Report: Fed will most likely increase the interest rates next month - ANALYSIS

There are serious economic grounds for this

Baku. 12 November. REPORT.AZ/ The Federal Open Market Committee (FOMC) kept the interest rate unchanged at 2-2.25% at the meeting held on November 8.

Report’s analytical group says citing the FOMC’s report that this was caused by good condition in the country's labor market, sufficient level of economic growth and annual inflation level of 2%.

FOMC is trying to ensure employment and economic growth, keep the prices stable in accordance with its mandate. According to the FOMC members, economic risks are seen as almost balanced. The mentioned factors will also be taken into account while considering interests in the future.

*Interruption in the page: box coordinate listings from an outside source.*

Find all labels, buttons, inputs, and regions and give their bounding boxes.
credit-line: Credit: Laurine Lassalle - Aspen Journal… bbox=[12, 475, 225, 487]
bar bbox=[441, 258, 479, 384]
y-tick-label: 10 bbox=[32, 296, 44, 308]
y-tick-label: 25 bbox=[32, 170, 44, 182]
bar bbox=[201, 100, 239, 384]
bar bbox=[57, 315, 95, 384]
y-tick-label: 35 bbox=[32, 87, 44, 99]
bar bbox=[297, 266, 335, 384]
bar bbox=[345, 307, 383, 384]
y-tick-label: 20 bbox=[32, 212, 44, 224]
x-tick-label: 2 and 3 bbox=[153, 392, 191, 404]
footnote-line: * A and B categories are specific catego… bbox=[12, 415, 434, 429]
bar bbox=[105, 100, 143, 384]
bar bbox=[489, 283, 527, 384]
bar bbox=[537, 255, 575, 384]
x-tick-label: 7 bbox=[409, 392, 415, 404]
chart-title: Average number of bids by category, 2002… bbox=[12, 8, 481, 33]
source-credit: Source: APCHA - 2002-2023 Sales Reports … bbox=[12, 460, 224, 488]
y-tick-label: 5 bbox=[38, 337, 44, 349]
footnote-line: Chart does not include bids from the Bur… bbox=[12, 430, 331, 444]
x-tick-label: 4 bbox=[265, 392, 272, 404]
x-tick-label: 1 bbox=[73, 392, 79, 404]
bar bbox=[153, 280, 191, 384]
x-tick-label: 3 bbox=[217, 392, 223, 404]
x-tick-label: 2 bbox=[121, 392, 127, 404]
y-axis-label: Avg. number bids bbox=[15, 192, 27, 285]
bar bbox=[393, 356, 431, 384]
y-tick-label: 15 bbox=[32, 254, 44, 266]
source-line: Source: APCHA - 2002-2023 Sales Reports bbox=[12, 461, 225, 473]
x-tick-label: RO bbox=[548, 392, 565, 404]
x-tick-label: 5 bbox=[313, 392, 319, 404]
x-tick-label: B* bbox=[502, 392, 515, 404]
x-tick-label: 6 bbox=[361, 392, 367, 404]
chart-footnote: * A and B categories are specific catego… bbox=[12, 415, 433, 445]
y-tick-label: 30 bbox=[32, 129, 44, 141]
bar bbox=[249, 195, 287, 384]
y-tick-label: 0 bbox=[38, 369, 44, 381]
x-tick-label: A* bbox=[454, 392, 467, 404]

Report’s analytical group thinks that the interest rates will most likely be increased at the meeting next month. There are economic serious grounds for this. Firstly, the unemployment level in the United States fell to 3.7% - the lowest level during past four years. Moreover, the economy grew by 4.2% at the end of the second quarter of this year, 3.5% at the end of the third quarter. This figure is expected to be 3.15% at the year-end. Despite the decline in growth rate, these indicators are too good. In addition, the situation with the growth of salaries in the US is not bad either. Annual average growth rate of salaries climbed to 3.1%. All these are the factors stimulating growth in price and allowing the Fed to increase the interest rates.